Friends and family remember Rochette’s sparkling wit, creative spirit, astute mind and strong moral compass, which he relied upon to guide his life and family. He developed a love for numismatics as a youngster, when he regularly searched the cash drawer at his grandfather’s diner for collectable coins.
He served as an electrician in the U.S. Navy during World War II, and attended Clark University in Worcester and Washington University in St. Louis, Missouri.
Rochette began his professional numismatic career as a cartoonist and editor for Numismatic News, printed in lola, Wisconsin, by Krause Publications. Later, he served the company as executive editor. In 1966 he left Iola to become editor of The Numismatist, the ANA’s official journal. In this role, Rochette had a front-row seat for the construction of the Association’s new headquarters, which began on the Colorado College campus about the same time he (and later his family) moved to Colorado Springs.
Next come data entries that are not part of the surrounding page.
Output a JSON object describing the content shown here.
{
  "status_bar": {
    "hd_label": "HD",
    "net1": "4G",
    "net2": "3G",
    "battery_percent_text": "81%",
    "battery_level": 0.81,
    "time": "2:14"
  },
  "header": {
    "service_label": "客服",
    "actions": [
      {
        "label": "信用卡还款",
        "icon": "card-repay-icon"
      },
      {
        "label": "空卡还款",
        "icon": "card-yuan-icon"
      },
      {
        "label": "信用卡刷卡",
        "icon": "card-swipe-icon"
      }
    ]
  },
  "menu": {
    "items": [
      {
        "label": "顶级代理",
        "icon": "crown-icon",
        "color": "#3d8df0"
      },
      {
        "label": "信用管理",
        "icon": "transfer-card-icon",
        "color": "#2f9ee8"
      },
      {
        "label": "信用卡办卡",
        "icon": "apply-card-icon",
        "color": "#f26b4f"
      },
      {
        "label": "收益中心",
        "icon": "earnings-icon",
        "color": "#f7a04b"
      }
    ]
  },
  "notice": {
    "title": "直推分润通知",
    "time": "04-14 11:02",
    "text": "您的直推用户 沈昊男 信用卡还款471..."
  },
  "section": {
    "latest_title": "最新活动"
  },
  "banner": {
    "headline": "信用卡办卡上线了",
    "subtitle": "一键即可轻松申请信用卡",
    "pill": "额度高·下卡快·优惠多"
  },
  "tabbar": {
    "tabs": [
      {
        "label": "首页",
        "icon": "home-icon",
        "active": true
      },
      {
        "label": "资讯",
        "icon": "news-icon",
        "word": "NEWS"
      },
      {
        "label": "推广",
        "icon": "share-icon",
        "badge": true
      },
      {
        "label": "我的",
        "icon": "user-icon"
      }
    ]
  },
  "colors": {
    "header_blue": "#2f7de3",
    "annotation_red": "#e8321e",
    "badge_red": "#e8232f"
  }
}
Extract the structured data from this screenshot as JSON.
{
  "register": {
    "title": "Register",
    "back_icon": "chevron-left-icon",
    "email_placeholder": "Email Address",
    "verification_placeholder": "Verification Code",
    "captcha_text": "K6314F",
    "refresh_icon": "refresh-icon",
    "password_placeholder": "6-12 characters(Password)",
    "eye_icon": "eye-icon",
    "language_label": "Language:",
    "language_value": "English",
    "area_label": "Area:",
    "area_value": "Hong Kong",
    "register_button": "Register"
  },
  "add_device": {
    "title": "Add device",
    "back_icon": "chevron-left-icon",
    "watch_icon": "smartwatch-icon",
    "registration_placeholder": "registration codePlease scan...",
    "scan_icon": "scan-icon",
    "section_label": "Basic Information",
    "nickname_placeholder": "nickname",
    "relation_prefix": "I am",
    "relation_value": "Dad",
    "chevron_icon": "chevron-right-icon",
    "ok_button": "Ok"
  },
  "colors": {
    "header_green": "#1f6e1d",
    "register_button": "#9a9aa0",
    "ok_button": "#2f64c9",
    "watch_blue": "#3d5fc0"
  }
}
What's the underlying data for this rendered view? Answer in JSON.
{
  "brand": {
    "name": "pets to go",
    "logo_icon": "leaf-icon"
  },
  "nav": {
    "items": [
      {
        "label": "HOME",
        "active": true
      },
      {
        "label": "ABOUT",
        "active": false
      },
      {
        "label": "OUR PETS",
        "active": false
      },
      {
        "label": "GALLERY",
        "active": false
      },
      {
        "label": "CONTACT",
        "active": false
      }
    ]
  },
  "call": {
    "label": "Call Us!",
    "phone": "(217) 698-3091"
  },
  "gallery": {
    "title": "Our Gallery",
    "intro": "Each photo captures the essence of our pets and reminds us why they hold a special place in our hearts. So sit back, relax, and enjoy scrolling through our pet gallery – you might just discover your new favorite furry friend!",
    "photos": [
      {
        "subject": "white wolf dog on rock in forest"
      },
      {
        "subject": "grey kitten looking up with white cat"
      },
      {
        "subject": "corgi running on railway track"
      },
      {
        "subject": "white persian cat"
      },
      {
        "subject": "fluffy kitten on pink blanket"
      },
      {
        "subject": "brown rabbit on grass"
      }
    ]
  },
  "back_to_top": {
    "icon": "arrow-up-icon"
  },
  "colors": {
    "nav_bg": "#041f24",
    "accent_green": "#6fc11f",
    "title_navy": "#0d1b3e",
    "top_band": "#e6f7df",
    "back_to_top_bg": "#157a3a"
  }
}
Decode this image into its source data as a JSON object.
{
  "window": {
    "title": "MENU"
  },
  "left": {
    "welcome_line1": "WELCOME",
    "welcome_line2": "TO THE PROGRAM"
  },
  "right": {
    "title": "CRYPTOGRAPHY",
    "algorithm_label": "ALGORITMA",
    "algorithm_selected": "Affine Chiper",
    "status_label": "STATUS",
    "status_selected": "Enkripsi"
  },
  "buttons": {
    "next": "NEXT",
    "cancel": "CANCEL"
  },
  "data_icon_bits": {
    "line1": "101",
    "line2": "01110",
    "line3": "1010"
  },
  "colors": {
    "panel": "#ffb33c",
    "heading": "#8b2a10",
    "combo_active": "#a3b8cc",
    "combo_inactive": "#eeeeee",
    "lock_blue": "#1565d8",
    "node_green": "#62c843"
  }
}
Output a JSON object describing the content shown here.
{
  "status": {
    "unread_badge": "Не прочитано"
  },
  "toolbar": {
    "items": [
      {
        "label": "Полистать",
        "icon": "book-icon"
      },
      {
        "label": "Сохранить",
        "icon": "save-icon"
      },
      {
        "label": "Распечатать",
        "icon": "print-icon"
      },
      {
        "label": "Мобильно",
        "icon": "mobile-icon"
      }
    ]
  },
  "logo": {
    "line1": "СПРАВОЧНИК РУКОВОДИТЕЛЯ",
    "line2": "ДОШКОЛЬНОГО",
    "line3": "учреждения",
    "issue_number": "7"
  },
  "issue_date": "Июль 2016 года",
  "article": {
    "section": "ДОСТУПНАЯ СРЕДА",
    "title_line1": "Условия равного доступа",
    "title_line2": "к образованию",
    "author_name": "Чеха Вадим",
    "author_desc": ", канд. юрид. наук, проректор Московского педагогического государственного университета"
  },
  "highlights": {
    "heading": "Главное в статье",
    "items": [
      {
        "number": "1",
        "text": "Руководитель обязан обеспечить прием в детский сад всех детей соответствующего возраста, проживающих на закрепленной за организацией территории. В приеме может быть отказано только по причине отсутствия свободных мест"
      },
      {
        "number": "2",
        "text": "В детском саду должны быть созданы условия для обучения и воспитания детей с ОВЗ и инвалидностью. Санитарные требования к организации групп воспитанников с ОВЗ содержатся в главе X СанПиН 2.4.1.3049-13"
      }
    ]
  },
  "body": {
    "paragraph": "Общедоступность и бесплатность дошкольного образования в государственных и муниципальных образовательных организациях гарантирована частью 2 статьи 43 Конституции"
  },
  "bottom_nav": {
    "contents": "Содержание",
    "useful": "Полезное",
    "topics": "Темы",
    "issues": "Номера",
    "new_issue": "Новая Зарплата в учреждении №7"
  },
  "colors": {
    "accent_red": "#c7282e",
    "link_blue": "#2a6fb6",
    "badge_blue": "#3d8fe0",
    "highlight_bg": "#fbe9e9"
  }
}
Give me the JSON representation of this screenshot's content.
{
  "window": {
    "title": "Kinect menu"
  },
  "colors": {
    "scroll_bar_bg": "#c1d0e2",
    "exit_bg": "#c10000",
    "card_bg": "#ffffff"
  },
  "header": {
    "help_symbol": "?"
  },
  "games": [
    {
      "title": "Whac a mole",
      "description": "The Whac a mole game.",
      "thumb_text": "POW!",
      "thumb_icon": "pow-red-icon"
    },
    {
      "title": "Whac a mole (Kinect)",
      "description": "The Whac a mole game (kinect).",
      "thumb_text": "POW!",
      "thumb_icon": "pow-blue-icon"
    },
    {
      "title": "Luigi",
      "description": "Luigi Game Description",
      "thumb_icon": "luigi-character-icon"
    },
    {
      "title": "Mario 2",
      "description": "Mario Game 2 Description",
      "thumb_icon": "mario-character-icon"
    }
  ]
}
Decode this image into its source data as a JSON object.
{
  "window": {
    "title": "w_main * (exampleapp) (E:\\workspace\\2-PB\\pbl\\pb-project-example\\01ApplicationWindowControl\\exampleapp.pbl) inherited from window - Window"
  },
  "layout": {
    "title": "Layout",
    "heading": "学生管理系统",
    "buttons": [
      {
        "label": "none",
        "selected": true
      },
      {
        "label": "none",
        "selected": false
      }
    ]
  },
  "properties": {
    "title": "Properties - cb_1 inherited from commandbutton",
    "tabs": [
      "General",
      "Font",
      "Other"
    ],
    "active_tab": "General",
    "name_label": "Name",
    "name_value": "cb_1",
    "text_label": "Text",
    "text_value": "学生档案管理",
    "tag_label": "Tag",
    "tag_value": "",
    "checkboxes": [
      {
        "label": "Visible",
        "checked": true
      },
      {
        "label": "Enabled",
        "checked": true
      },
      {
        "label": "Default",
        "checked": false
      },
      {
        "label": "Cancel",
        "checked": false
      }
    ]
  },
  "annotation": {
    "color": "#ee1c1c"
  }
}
He sat in the editor’s chair until 1972, when he was tapped to serve as ANA executive vice president. Rochette was at the helm when a drive was launched in 1980 to finance a second-story addition that would expand the ANA’s Money Museum, Library and staff offices. On June 10, 1982, he was on hand to welcome guests and dignitaries to the official dedication.
Rochette retired as ANA executive vice president in 1986, and in 1987 was elected to its Board of Governors, going on to serve as vice president in 1989-91 and president in 1991-93. In 1998 Rochette was called out of retirement to serve as ANA executive director, and in 2000 he spearheaded and oversaw a second renovation of the headquarters.
Rochette officially retired from the ANA in July 2003. Thanks to a $500,000 contribution from an anonymous donor and his longtime friend, mentor and employer Chester Krause, the ANA Money Museum was renamed in Rochette’s honor in 2005. Two years later, he ran successfully for the ANA Board and served a term as governor.
Rochette was a prolific and popular author, penning columns for The Numismatist, COINage and a nationally syndicated column for the Los Angeles Times. His books included Medallic Portraits of John F. Kennedy (1966), Making Money: Rogues and Rascals Who Made Their Own (1986) and The Romance of Coin Collecting (1991).
In the late 1960s, Rochette collaborated with Lieutenant Colonel. Adna G. Wilde Jr., then ANA executive director, to introduce the weeklong ANA Summer Seminar in Colorado Springs. He also was instrumental in developing a numismatic exhibit for the International Olympic Committee’s museum in Lausanne, Switzerland, and served as a numismatic consultant to the U.S. Olympic Committee and the U.S. Air Force Academy.
In 1987 he was general chairman of the 50th Anniversary Congress and Exhibition of the Fédération Internationale de la Médaille (FIDEM), a global organization of medallic artists. The event was hosted by the American Numismatic Association, marking the first time FIDEM convened in the United States.
Rochette received numerous numismatic accolades and awards, including the highest honor conferred by the ANA, the Farran Zerbe Memorial Award for Distinguished Service (1987), and the ANA’s Lifetime Achievement Award (1999). In 2000 he was inducted into the Numismatic Hall of Fame at the ANA’s Colorado Springs facility. According to author and ANA Past President Q. David Bowers, “Next to the Association’s founder George F. Heath, no one has done more for the ANA than Ed Rochette.”
Rochette is survived by his wife of 40 years, Mary Ann; three sons (Edward, Paul and Philip) by his first wife, Faye (who died in 1977); four stepchildren (Joseph, Michael, Paul and Susan); fourteen grandchildren; and seven great-grandchildren. Donations in his memory can be made to the ANA Money Museum, 818 N. Cascade Ave., Colorado Springs, CO 80903.